The zinc plates should be amalgamated by plunging them into the bichromate solution, then sprinkling on a minute quantity of mercury, rubbing it about by means of a swab, until the entire exposed surface is covered with mercury.

CONVENTIONAL SIGN FOR THE BATTERY AND GALVANOMETER.

In making electrical diagrams it is necessary to frequently represent a battery. It requires too much time to make a sketch or drawing of a battery. Besides this, the drawing of any particular kind of battery might be misleading. A sign representing the galvanic battery has been universally adopted. It consists of a long, thin mark or dash, representing the carbon electrode, and a shorter, thick mark representing the zinc electrode, thus: Where more cells are required, this sign is repeated once for each cell, thus: The galvanometer is represented thus:

By the use of the battery and a few articles such as may be found anywhere, in addition to the pieces shown in Fig. 2, all the experiments here described may be performed.
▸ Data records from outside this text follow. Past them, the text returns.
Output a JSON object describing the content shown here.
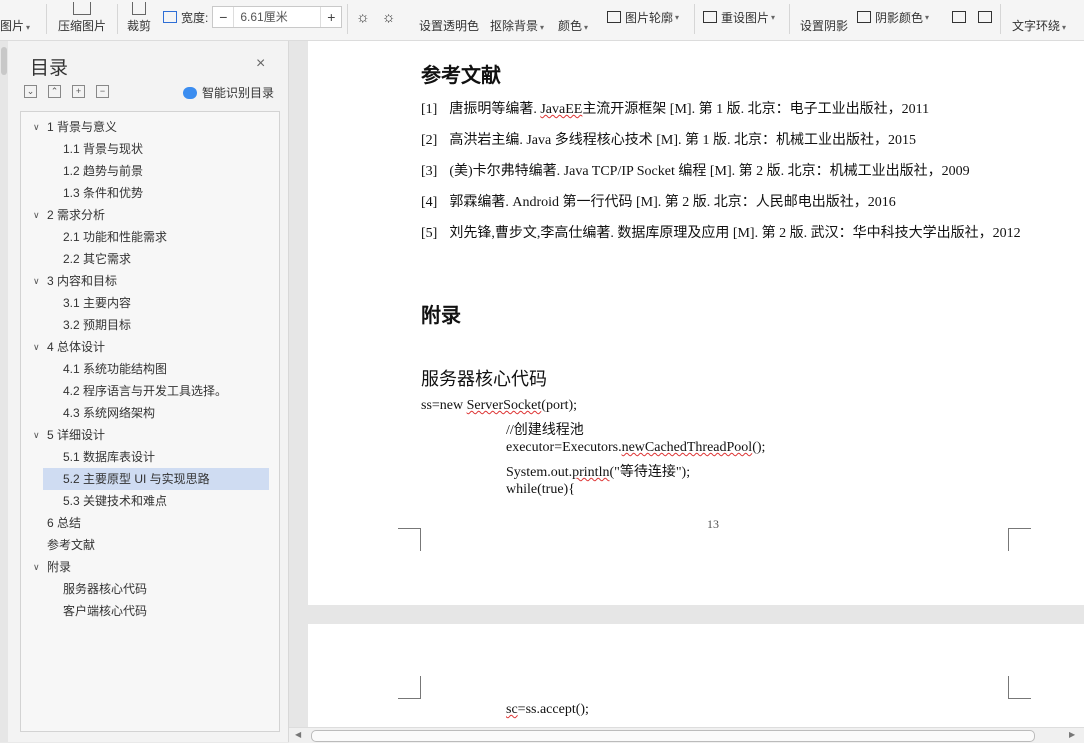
{
  "toolbar": {
    "image_label": "图片",
    "compress_label": "压缩图片",
    "crop_label": "裁剪",
    "width_label": "宽度:",
    "width_value": "6.61厘米",
    "minus": "−",
    "plus": "+",
    "transparent_label": "设置透明色",
    "remove_bg_label": "抠除背景",
    "color_label": "颜色",
    "outline_label": "图片轮廓",
    "reset_label": "重设图片",
    "shadow_label": "设置阴影",
    "shadow_color_label": "阴影颜色",
    "wrap_label": "文字环绕"
  },
  "toc": {
    "title": "目录",
    "close": "×",
    "smart_label": "智能识别目录",
    "items": [
      {
        "label": "1  背景与意义",
        "level": 1,
        "expanded": true
      },
      {
        "label": "1.1  背景与现状",
        "level": 2
      },
      {
        "label": "1.2  趋势与前景",
        "level": 2
      },
      {
        "label": "1.3  条件和优势",
        "level": 2
      },
      {
        "label": "2  需求分析",
        "level": 1,
        "expanded": true
      },
      {
        "label": "2.1  功能和性能需求",
        "level": 2
      },
      {
        "label": "2.2  其它需求",
        "level": 2
      },
      {
        "label": "3  内容和目标",
        "level": 1,
        "expanded": true
      },
      {
        "label": "3.1    主要内容",
        "level": 2
      },
      {
        "label": "3.2    预期目标",
        "level": 2
      },
      {
        "label": "4  总体设计",
        "level": 1,
        "expanded": true
      },
      {
        "label": "4.1 系统功能结构图",
        "level": 2
      },
      {
        "label": "4.2  程序语言与开发工具选择。",
        "level": 2
      },
      {
        "label": "4.3  系统网络架构",
        "level": 2
      },
      {
        "label": "5  详细设计",
        "level": 1,
        "expanded": true
      },
      {
        "label": "5.1  数据库表设计",
        "level": 2
      },
      {
        "label": "5.2  主要原型 UI 与实现思路",
        "level": 2,
        "active": true
      },
      {
        "label": "5.3  关键技术和难点",
        "level": 2
      },
      {
        "label": "6  总结",
        "level": 1
      },
      {
        "label": "参考文献",
        "level": 1
      },
      {
        "label": "附录",
        "level": 1,
        "expanded": true
      },
      {
        "label": "服务器核心代码",
        "level": 2
      },
      {
        "label": "客户端核心代码",
        "level": 2
      }
    ]
  },
  "document": {
    "references_title": "参考文献",
    "references": [
      {
        "num": "[1]",
        "text_a": "唐振明等编著. ",
        "squig": "JavaEE",
        "text_b": "主流开源框架  [M]. 第 1 版. 北京：电子工业出版社，2011"
      },
      {
        "num": "[2]",
        "text_a": "高洪岩主编. Java 多线程核心技术  [M]. 第 1 版. 北京：机械工业出版社，2015",
        "squig": "",
        "text_b": ""
      },
      {
        "num": "[3]",
        "text_a": "(美)卡尔弗特编著. Java TCP/IP Socket 编程  [M]. 第 2 版. 北京：机械工业出版社，2009",
        "squig": "",
        "text_b": ""
      },
      {
        "num": "[4]",
        "text_a": "郭霖编著. Android 第一行代码  [M]. 第 2 版. 北京：人民邮电出版社，2016",
        "squig": "",
        "text_b": ""
      },
      {
        "num": "[5]",
        "text_a": "刘先锋,曹步文,李高仕编著. 数据库原理及应用  [M]. 第 2 版. 武汉：华中科技大学出版社，2012",
        "squig": "",
        "text_b": ""
      }
    ],
    "appendix_title": "附录",
    "server_code_title": "服务器核心代码",
    "code_lines": [
      {
        "a": "ss=new ",
        "s": "ServerSocket",
        "b": "(port);",
        "indent": 0
      },
      {
        "a": "//创建线程池",
        "s": "",
        "b": "",
        "indent": 1
      },
      {
        "a": "executor=Executors.",
        "s": "newCachedThreadPool",
        "b": "();",
        "indent": 1
      },
      {
        "a": "System.out.",
        "s": "println",
        "b": "(\"等待连接\");",
        "indent": 1
      },
      {
        "a": "while(true){",
        "s": "",
        "b": "",
        "indent": 1
      }
    ],
    "page_number": "13",
    "page2_code": {
      "a": "",
      "s": "sc",
      "b": "=ss.accept();"
    }
  }
}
As these pieces are shown half size in the diagrams, Fig. 2, and about full size in the perspective views, it will be unnecessary to give dimensions. The bobbins, A A, are wound with No. 24 double cotton-covered magnet wire, the terminals being soldered to eyes formed of pieces of spring wire bent so as to form helical coils of two turns each, with the ends inserted in holes drilled in heads of the spools. These coiled wires answer a good purpose in making electrical connections. The magnet frame, B, consisting of the cores and the yoke formed integrally of a single soft gray iron casting, is adapted to receive the bobbins, A A, to form an electro-magnet. The yoke of the magnet is provided with a thumb-screw, e, for securing the magnet to the motor frame, C. The latter is furnished with a base piece, f, a slotted standard for receiving the clamping screw, e, of the magnet, and the standards, g, in which is journaled the armature, h, on a wire extending through both the standards and the armature.

The armature, h, consists of an oblong rectangular soft iron frame having at one end a small pulley and at the other end an elliptical boss, i, which is arranged obliquely to form in conjunction with the spring, j, a circuit closer and opener, which closes the circuit twice during each revolution of the armature, just as one of its side bars is approaching the poles of the magnet and breaks it as the bar comes opposite the poles of the magnet.

The spring, j, is bent into a loop and its lower end is inserted in a wooden plug driven into a hole in the base piece, f.

In the upper part of Fig. 2 are shown two telegraph instruments less the bobbins. Each instrument (Fig. 14) consists of a wooden base, k, a right angled soft iron bar, l, having the central part of its upper end brought to an obtuse angle, an armature, m, fitted loosely to the angled end of the bar, a notched brass standard, n, for limiting the movement of the armature, a retractile spring for lifting the armature, a spring key, o, pivotally secured to the base by a common wood screw, and a contact point projecting from the base under the key.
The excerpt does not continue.